In recent months, organic growth has risen to the top of the corporate agenda. A Marakon survey in April 2004 found that organic growth is the key issue for 59 percent of the senior executives running US, European and Asian companies. For 57 percent, the priority has increased over the past year. Other studies highlight similar sentiments. For instance, a recent IBM survey of CEOs worldwide found revenue growth is the top agenda item for four of five.
Most if not all of a company’s resources are spent moving through its corporate lifecycle, and that movement is typically fixed along a predetermined path. What happens when that company experiences rapid sales growth and an immediate change is required?

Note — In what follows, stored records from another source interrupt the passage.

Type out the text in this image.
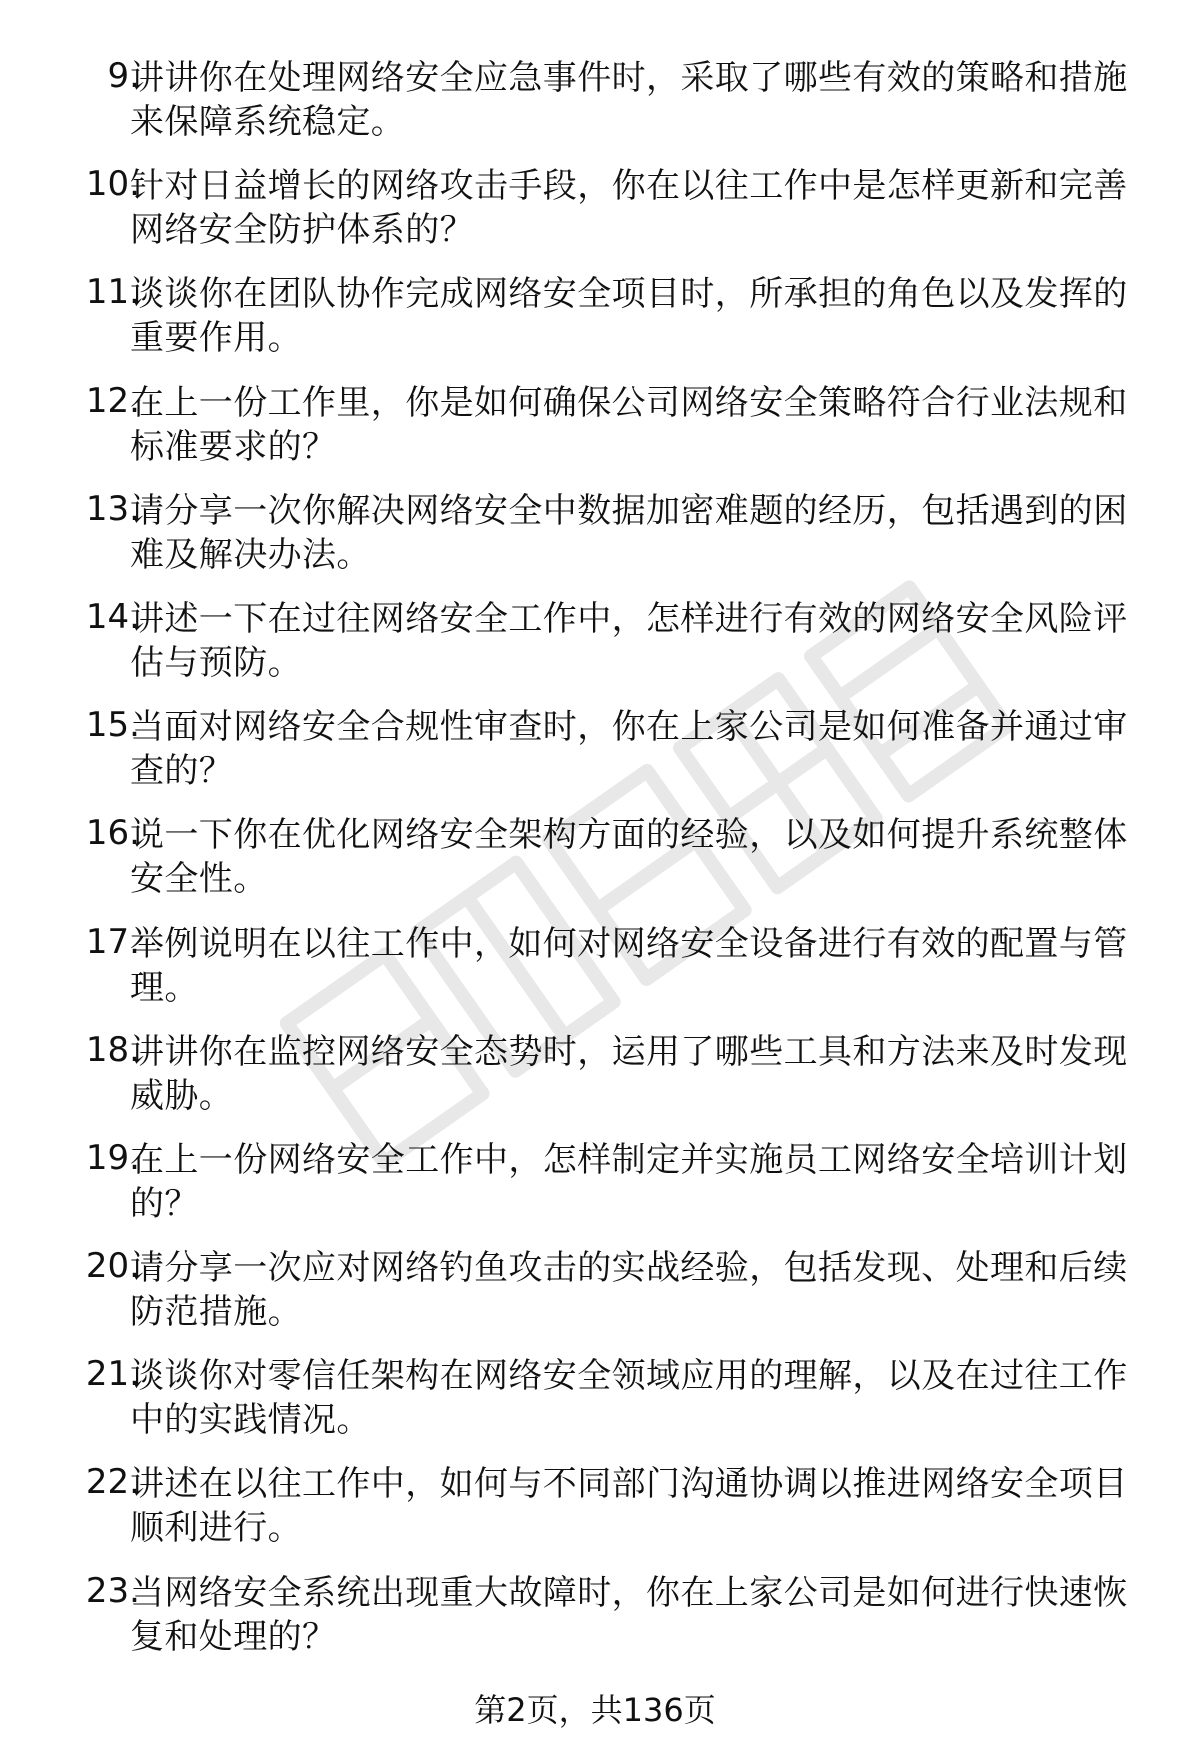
9.
讲讲你在处理网络安全应急事件时，采取了哪些有效的策略和措施来保障系统稳定。
10.
针对日益增长的网络攻击手段，你在以往工作中是怎样更新和完善网络安全防护体系的？
11.
谈谈你在团队协作完成网络安全项目时，所承担的角色以及发挥的重要作用。
12.
在上一份工作里，你是如何确保公司网络安全策略符合行业法规和标准要求的？
13.
请分享一次你解决网络安全中数据加密难题的经历，包括遇到的困难及解决办法。
14.
讲述一下在过往网络安全工作中，怎样进行有效的网络安全风险评估与预防。
15.
当面对网络安全合规性审查时，你在上家公司是如何准备并通过审查的？
16.
说一下你在优化网络安全架构方面的经验，以及如何提升系统整体安全性。
17.
举例说明在以往工作中，如何对网络安全设备进行有效的配置与管理。
18.
讲讲你在监控网络安全态势时，运用了哪些工具和方法来及时发现威胁。
19.
在上一份网络安全工作中，怎样制定并实施员工网络安全培训计划的？
20.
请分享一次应对网络钓鱼攻击的实战经验，包括发现、处理和后续防范措施。
21.
谈谈你对零信任架构在网络安全领域应用的理解，以及在过往工作中的实践情况。
22.
讲述在以往工作中，如何与不同部门沟通协调以推进网络安全项目顺利进行。
23.
当网络安全系统出现重大故障时，你在上家公司是如何进行快速恢复和处理的？
第2页，共136页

What happens when a rapid shift must occur due to unexpected competitor activity or due to a recent exodus of staff in light of the current labor shortage?
The challenge today is that with companies running lean and efficiently they cannot typically afford the time, money, and people required to deal with these issues effectively. They usually cannot afford the expensive trial-and-error associated with both learning and implementing new best practices, either. This is as true for Fortune 500 companies trying to reinvent themselves as it is for startups just entering the marketplace and experiencing fast growth.
Growth has become so important that an increasing number of companies–H.J. Heinz, Interpublic Group and Hain Celestial, among them–have carved out a new executive position: “Chief Growth Officer.”